Epistemic status: grumpy, not committed.
There was quite a lot of discussion of the karma system in the comments to the forum 2.0 announcement, but it didn’t seem very conclusive and as far as I know, hasn’t been publicly discussed since.
That seems enough concern that it’s worth revisiting. My worries are:
- Karma concentration exacerbates groupthink by allowing a relatively small number of people to influence which threads and comments have greatest visibility
- It leads to substantial karma inflation over time, strongly biasing recent posts to get more upvotes
Point 1) was discussed a lot in the original comments. The response was that because it’s a pseudo-logarithmic scale, this shouldn’t be much of a concern. I think we now have reasons to be sceptical of this response:
- There are plenty of people with quite powerful upvotes now - mine are currently worth 5 karma, very close to 6, and I’ve posted less than a dozen top level posts. That will give me 3-6 times the strong voting power of a forum beginner, which seems like way too much.
- While top level posts are the main concern, comments get a much lower level of interest, so the effect of one or two strong votes can stand out much more if you’re skimming through them.

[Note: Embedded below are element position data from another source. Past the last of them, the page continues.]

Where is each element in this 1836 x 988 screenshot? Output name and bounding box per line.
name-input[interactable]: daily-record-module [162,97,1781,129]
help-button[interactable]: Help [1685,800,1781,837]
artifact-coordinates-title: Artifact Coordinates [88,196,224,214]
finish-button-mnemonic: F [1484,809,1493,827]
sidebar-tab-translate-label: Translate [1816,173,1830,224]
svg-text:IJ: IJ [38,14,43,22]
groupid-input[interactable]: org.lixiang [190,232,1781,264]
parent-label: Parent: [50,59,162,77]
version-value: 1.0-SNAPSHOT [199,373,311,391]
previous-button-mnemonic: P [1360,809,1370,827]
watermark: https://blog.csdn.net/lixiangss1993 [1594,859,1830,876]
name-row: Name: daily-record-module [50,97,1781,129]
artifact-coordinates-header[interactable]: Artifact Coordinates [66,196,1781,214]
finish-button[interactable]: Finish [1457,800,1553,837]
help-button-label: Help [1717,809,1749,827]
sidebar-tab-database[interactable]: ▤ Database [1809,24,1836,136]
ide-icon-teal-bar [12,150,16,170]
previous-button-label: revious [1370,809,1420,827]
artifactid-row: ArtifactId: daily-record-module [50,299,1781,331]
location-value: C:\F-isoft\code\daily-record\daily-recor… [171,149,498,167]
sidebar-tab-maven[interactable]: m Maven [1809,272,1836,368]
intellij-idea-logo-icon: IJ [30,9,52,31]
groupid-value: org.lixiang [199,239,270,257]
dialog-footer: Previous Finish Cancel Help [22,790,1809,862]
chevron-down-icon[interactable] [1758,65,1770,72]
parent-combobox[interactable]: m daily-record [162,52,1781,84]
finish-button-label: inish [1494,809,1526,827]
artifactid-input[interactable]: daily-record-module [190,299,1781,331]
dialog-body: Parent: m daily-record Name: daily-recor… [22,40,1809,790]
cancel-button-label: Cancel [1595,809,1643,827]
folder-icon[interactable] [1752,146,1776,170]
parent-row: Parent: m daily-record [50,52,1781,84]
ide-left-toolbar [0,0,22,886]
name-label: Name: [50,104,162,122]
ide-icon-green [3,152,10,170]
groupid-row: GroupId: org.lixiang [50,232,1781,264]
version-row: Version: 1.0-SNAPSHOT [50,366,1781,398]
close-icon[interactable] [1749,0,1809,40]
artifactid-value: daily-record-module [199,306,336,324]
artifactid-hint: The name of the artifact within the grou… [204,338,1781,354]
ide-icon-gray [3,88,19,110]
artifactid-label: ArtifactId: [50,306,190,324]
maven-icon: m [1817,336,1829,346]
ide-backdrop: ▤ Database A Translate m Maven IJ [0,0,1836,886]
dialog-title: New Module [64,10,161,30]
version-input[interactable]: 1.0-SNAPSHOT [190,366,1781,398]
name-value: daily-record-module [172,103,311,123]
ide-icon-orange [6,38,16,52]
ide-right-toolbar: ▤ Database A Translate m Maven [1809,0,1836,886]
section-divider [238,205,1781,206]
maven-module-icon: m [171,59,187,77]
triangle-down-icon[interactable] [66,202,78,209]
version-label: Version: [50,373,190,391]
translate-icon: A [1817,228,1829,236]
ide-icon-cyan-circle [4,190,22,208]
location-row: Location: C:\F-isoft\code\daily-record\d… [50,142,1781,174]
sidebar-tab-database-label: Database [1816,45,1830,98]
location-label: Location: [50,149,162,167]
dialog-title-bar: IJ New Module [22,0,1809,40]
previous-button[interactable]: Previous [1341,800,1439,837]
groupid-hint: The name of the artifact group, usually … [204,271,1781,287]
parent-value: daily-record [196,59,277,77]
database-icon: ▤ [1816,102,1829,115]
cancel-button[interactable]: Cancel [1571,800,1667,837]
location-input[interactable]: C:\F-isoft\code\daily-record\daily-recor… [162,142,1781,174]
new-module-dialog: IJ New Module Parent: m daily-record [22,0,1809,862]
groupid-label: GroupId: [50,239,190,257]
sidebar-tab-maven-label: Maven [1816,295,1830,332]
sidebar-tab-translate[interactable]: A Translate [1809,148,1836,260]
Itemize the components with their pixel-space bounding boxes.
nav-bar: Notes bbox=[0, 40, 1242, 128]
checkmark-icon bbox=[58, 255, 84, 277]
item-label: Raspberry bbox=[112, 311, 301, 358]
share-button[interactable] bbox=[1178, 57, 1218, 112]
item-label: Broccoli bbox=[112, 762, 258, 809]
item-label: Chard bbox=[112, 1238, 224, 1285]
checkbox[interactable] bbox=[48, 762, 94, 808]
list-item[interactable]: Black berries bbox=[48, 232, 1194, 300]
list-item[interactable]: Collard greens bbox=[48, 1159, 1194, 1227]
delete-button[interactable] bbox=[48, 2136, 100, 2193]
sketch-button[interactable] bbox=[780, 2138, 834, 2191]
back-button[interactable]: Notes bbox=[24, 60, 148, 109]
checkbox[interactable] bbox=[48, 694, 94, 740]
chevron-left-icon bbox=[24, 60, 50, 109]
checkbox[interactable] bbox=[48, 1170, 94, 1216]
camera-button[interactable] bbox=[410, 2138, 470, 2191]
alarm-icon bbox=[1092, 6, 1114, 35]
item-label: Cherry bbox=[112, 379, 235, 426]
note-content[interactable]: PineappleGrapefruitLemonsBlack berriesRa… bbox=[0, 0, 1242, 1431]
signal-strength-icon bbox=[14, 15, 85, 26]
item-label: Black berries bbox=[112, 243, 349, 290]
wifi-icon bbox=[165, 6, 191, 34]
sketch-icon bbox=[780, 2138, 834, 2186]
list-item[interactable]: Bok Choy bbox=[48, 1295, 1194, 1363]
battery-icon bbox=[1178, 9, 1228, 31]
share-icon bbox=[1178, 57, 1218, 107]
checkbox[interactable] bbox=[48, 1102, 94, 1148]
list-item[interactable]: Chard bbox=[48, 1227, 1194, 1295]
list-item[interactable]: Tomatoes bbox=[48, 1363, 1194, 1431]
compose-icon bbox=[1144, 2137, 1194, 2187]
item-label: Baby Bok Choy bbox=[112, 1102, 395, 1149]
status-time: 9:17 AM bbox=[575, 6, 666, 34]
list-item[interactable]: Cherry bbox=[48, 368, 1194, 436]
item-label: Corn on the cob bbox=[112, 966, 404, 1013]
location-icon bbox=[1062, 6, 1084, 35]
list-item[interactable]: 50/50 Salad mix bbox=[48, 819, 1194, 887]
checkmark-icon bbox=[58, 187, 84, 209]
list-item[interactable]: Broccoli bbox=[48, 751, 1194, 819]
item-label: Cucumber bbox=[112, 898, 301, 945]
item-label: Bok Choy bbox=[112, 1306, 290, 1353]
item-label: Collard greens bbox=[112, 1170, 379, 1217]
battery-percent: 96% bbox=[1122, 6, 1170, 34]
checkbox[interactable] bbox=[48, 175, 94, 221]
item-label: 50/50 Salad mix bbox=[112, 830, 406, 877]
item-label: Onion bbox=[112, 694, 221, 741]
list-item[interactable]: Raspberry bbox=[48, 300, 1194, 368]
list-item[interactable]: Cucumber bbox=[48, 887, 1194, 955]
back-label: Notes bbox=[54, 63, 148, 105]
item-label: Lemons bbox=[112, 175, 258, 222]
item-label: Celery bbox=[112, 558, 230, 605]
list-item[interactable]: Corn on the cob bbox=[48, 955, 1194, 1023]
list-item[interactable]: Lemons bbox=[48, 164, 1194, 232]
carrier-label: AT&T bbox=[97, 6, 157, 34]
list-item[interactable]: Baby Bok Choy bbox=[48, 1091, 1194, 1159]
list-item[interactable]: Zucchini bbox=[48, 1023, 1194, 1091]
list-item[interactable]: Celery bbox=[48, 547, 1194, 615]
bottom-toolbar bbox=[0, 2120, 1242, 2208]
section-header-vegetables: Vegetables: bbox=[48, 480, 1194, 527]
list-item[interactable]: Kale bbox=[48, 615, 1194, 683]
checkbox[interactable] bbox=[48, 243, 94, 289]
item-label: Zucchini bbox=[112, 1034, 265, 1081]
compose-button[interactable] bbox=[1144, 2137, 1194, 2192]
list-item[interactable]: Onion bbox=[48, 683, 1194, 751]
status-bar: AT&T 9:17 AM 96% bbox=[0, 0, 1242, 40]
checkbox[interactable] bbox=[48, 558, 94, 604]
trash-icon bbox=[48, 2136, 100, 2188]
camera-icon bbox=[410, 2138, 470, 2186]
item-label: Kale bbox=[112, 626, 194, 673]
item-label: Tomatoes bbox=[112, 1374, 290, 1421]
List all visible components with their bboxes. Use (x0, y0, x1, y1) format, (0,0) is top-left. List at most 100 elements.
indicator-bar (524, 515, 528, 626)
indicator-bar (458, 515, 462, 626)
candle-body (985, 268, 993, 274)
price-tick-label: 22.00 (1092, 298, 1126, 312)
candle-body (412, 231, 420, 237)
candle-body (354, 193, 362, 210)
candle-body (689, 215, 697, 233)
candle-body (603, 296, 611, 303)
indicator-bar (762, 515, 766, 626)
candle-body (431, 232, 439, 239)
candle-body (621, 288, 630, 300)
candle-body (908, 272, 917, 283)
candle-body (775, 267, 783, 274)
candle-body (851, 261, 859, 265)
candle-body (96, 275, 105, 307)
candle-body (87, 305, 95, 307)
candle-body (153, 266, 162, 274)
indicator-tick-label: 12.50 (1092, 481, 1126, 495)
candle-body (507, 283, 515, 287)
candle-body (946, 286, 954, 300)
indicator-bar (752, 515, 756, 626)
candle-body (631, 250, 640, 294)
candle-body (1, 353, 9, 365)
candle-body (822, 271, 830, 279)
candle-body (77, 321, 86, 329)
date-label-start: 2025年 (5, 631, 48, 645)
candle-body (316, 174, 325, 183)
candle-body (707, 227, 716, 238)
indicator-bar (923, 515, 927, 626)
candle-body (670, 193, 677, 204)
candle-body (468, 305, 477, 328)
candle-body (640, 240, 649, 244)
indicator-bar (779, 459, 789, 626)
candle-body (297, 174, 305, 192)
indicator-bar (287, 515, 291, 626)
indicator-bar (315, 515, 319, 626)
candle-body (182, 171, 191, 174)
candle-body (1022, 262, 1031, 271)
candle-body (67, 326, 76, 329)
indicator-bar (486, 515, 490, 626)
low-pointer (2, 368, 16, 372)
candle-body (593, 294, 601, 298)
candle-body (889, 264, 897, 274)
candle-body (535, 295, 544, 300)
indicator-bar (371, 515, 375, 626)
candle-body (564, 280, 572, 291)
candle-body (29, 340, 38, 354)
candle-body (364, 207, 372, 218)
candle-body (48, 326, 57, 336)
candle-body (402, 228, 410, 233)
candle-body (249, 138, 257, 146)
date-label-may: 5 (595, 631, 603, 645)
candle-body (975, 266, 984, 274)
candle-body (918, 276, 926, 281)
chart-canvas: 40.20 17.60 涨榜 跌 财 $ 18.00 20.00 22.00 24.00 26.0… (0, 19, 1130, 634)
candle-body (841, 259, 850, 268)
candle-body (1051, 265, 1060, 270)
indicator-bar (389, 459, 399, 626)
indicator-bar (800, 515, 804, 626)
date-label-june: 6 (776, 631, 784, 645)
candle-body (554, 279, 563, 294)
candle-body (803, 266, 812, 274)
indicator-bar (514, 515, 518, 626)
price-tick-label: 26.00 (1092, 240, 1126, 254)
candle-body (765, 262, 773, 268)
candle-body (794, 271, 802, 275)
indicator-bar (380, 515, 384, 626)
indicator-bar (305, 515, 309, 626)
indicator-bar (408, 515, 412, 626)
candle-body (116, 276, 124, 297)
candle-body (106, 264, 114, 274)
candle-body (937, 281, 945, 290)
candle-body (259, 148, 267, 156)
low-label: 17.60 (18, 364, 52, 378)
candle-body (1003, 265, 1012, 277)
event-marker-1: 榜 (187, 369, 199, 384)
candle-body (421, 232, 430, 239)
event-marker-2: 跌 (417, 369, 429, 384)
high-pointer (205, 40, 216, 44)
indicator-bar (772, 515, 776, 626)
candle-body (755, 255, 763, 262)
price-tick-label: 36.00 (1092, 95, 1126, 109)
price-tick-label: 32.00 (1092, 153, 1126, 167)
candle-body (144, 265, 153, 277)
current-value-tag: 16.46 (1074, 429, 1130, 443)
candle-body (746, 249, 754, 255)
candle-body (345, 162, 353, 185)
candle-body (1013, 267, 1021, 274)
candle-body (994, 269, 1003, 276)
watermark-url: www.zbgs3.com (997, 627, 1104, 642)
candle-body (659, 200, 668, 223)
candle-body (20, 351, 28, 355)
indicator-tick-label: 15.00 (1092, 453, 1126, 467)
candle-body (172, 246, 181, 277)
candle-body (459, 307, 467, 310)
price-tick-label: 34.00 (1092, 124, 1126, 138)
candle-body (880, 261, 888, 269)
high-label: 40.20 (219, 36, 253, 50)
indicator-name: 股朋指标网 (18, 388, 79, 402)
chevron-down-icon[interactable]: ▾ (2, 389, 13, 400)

- The people with the highest karma naturally tend to be the most active users, who’re likely already the most committed EAs. This means we already have a natural source of groupthink (assuming the more committed you are to a social group the more likely you are to have bought into any given belief it tends to hold). So groupthinky posts would already tend to get more attention, and having these active users have greater voting power multiplies this effect.
Point 2) is confounded by the movement and user base having grown, so a higher proportion of posts having been made in later years, when there were more potential upvoters. Nonetheless, unless you believe that the number of posts has proliferated faster than the number of users (so that karma is stretched evenly), it seems self-evident that there is at least some degree of karmic inflation.
So my current stance is that, while the magnitude of both effects is difficult to gauge because of complementary factors, both effects are probably in themselves net negative, and therefore things we should not be using tools to complement - we might even want to actively counteract them. I don’t have a specific fix in mind, though plenty were discussed in the comments section linked above. This is just a quick post to encourage discussion of alternative… so over to you, commenters!
I think the issue is more that different users have very disparate norms about how often to vote, when to use a strong vote, and what to use it on. My sense (from a combination of noticing voting patterns and reading specific users' comments about how they vote) is that most are pretty low-key about voting, but a few high-karma users are much more intense about it and don't hesitate to throw their weight around. These users can then have a wildly disproportionate effect on discourse because if their vote is worth, say, 7 points, their opinion on one piece of content vs. another can be and often is worth a full 14 points.
In addition to scaling down the weight of strong votes as MichaelStJules suggested, another corrective we could think about is giving all users a limited allocation of strong upvotes/downvotes they can use, say, each month. That way high-karma users can still act in a kind of decentralized moderator role on the level of individual posts and comments, but it's more difficult for one person to exert too much influence over the whole site.